Article ID Journal Published Year Pages File Type
3335754 Transfusion and Apheresis Science 2011 6 Pages PDF
Abstract

Bacteria in transfused platelets can cause serious morbidity and, rarely, death. Most contaminating bacteria enter the blood at the time of venepuncture. While many of these contaminants fail to grow in the platelet unit, storage of platelets at 20–24 °C facilitates growth of some organisms, and the cumulative risk of severe sepsis increases with the storage age of platelet components. Several methods have been developed or adapted to attempt to detect contaminating bacteria with high sensitivity and specificity, but the perfect test has yet to be found.
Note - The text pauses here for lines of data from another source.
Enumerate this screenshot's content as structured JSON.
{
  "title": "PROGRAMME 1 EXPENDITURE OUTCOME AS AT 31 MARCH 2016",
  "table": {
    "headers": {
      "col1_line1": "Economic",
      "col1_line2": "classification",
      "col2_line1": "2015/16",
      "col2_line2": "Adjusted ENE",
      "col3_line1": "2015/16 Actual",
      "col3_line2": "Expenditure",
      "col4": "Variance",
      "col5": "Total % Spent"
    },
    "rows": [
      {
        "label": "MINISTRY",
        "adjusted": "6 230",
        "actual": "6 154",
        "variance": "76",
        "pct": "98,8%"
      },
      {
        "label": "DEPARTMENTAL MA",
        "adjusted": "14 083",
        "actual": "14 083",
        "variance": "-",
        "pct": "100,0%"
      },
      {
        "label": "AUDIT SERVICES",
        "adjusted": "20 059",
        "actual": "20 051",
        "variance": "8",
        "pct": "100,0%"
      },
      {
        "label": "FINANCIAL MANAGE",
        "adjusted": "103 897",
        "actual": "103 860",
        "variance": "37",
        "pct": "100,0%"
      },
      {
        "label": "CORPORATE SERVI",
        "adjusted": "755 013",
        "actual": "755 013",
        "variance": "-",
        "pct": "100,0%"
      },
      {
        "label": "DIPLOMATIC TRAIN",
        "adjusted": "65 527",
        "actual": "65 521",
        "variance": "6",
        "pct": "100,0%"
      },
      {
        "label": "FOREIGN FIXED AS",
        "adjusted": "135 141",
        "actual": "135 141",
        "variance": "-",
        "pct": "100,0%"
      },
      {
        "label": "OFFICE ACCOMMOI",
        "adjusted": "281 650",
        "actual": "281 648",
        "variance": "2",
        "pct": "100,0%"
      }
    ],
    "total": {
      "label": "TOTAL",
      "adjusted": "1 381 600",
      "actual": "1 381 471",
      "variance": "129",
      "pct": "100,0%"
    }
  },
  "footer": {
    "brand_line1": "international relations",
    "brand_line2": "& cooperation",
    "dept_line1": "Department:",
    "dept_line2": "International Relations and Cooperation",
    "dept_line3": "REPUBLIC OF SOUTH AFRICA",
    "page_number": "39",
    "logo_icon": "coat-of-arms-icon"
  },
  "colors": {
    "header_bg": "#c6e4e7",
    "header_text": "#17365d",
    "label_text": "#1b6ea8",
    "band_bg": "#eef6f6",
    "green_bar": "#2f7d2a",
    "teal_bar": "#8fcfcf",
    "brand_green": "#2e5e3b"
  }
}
Testing early in the platelet component’s shelf life, even using exquisitely sensitive culture-based tests, is compromised by major problems of sample error – there may be too few bacteria present at this stage to ensure that any practical sample volume contains even one of them. Culture techniques are too slow to be useful as a release test. On the other hand, available rapid tests are too insensitive to use early in the shelf life, and have yet to show convincingly that they are sensitive enough for testing close to the time of transfusion. Nevertheless testing for bacteria in platelet components represents a significant advance in blood transfusion safety, and prevents the transfusion of many hundreds of bacterially-contaminated platelet units each year.